A renewed show of support Thursday by the Clinton Administration for the beleaguered Mexican government sparked another powerful rally in the peso and in Latin American stocks in general, while U.S. stocks and bonds were weaker.
In foreign currency markets, some traders abandoned weaker Third World currencies for the dollar, while the dollar itself weakened against the German mark and Japanese yen--the world's two strongest major currencies.
Wall Street's reaction to the Clinton Administration's planned bailout for Mexico was subdued, with the Dow industrial average easing 3.03 points to 3,859.00 and broader indexes mixed.
In Latin markets, however, the response was euphoric: Mexico City's Bolsa stock index zoomed 90.95 points, or 4.5%, to 2,118.82. In Brazil, the Bovespa stock index rocketed 3,415 points, or 9.7%, to 38,406, while Argentina's Merval index shot up 10.4% and Chile's IPSA index leaped 4.5%.
In Brazil, traders said the bulk of the buying was by domestic investors and that foreigners were still mostly sidelined. Investors have feared that Brazil and Argentina could face the same kind of currency devaluation forced on Mexico in December, as worries about that country's economic outlook ballooned.
Meanwhile, key Asian stock markets suffered selloffs Thursday as some global investors pulled out, worried about Latin America's problems spreading. In Singapore, the Straits Times index tumbled 43.33 points, or 2.0%, to 2,102.36. In Bangkok, the SET index dove 41.35 points, or 3.2%, to 1,273.00.
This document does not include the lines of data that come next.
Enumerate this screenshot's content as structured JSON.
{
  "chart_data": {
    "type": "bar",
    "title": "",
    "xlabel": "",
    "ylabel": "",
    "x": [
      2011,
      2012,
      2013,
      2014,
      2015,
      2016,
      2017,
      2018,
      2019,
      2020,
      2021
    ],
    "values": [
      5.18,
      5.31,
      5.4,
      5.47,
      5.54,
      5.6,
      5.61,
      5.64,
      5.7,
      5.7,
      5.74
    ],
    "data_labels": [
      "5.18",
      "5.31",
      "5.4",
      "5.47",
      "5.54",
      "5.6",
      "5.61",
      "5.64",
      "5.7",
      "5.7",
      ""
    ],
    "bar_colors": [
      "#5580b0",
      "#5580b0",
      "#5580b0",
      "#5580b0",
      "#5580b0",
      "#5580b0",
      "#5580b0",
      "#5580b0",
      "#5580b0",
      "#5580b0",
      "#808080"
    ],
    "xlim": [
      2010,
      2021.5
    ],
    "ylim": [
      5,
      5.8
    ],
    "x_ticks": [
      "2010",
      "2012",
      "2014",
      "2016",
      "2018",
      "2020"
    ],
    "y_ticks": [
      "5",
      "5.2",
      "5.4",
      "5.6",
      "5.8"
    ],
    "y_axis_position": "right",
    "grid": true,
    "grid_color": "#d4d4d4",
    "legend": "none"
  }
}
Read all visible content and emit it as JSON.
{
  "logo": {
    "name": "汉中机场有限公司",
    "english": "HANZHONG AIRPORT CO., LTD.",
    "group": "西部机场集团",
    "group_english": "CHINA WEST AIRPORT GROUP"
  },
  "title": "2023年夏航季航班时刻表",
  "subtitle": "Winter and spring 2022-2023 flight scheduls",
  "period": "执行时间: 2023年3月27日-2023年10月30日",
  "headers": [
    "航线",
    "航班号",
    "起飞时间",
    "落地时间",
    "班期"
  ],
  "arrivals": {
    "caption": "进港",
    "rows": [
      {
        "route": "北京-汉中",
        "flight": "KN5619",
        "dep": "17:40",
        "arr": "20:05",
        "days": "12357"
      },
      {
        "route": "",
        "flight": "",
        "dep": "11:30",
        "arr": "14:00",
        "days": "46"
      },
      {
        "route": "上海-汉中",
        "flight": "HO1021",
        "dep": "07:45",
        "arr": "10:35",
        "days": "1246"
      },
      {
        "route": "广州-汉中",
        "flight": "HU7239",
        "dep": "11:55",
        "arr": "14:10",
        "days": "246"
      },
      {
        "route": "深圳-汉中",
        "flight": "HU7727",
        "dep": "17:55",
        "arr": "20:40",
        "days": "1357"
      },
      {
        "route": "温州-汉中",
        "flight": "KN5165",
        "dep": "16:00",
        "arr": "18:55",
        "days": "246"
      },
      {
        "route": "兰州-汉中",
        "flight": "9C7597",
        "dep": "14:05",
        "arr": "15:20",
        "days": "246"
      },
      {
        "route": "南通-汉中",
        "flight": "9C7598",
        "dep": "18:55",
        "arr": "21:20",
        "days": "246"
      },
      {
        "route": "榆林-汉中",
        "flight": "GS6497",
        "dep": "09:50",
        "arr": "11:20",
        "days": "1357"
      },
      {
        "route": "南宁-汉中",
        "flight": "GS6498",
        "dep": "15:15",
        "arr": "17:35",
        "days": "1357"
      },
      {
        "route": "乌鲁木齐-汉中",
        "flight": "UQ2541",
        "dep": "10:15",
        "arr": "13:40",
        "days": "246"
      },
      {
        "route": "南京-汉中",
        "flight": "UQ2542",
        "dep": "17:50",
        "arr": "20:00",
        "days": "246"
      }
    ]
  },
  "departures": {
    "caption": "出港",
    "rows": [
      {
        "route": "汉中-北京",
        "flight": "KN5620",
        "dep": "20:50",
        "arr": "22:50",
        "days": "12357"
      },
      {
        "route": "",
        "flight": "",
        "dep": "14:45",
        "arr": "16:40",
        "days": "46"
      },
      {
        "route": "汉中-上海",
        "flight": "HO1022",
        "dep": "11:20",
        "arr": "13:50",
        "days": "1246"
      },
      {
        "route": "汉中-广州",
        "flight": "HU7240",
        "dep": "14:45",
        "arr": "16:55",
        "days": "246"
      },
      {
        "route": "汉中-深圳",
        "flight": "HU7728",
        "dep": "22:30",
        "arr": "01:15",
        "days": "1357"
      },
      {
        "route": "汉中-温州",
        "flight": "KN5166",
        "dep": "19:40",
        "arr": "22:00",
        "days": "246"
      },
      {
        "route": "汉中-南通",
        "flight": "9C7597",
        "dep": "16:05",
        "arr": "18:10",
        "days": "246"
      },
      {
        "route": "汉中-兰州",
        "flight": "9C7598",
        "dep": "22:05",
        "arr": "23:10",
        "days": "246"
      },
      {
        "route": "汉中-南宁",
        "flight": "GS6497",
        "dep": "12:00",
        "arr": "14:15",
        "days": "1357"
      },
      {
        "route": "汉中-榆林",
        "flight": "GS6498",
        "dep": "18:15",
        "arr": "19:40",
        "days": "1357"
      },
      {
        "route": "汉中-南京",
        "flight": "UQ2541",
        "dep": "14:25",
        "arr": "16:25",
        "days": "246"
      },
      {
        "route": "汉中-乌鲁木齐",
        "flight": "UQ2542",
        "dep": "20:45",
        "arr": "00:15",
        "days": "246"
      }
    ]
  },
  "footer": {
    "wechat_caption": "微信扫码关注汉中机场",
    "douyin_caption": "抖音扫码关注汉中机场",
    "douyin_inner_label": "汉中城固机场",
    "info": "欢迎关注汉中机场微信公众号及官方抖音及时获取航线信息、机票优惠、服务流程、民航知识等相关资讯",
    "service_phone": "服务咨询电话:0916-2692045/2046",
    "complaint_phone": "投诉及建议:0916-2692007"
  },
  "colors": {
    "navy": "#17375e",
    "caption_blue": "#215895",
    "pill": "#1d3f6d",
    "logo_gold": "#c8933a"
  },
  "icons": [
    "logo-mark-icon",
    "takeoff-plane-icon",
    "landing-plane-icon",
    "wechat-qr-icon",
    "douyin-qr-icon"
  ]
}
The dollar rose against Third World currencies such as Thailand's baht, and it also gained against the troubled Canadian dollar, which hit a nine-year low at 1.418 per U.S. dollar.
But the greenback itself tumbled to a seven-week low against the Japanese yen and declined moderately against the German mark.
In New York, the dollar slumped to 98.65 yen, down from 100.00 on Wednesday and the lowest level since Nov. 29. It also fell to 1.529 marks, down from 1.537 and the lowest since Nov. 9.
Traders said the mark and yen gained from "safe haven" buying by investors who are looking for the strongest currencies in the wake of the Mexican debacle.
Analysts said some of the pressure on the dollar probably stemmed from concern that the Federal Reserve Board may delay its next increase in U.S. short-term interest rates due to Mexico's financial troubles. Some investors have been counting on another U.S. rate hike to restrain the economy and keep inflation in check.
Hence, the dollar's slide hurt U.S. bonds: The Treasury's 30-year bond yield finished at 7.87%, up from Wednesday's 7.83%.
In the stock market, some issues were hurt by fears that Mexico's problems might negatively affect the earnings of U.S. companies that do business in Mexico or rely heavily on selling their products there.
Among Thursday's highlights:
* U.S.-traded Latin issues rising included Telmex, up 5/8 to 36 1/4; Grupo Televisa, up 3/8 to 25 1/4, and the Argentina Fund, up 1 1/8 to 12 3/8.
* Citicorp slumped 1 3/8 to 39, despite reporting strong preliminary fourth-quarter earnings. Analysts and investors fretted about the long-term implications of Mexico's currency crisis, even after Citicorp said the effect on it would be minimal.
* Intel rose 7/8 to 67 1/8 and Advanced Micro Devices surged 3 1/8 to 31 3/4. The two companies said late Wednesday that they had settled all litigation against each other surrounding AMD's rights to sell clones of Intel's microprocessors.
* Gold stocks benefited from safe-haven buying by investors worried that Mexico's currency crisis could be repeated elsewhere. On New York's Comex, gold closed up $4.10 at $381.40 an ounce.
* Among gold mining stocks, Newmont Gold rose 5/8 to 35 1/8 and Battle Mountain Gold added 1/4 to 10.
Other foreign markets closed mixed. In Tokyo, the Nikkei average closed off 138.46 points at 19,410.01. London's Financial Times 100-share average fell 16.2 points to 3,033.2, while in Frankfurt, the 30-share DAX average ended up 10.22 points at 2,071.27.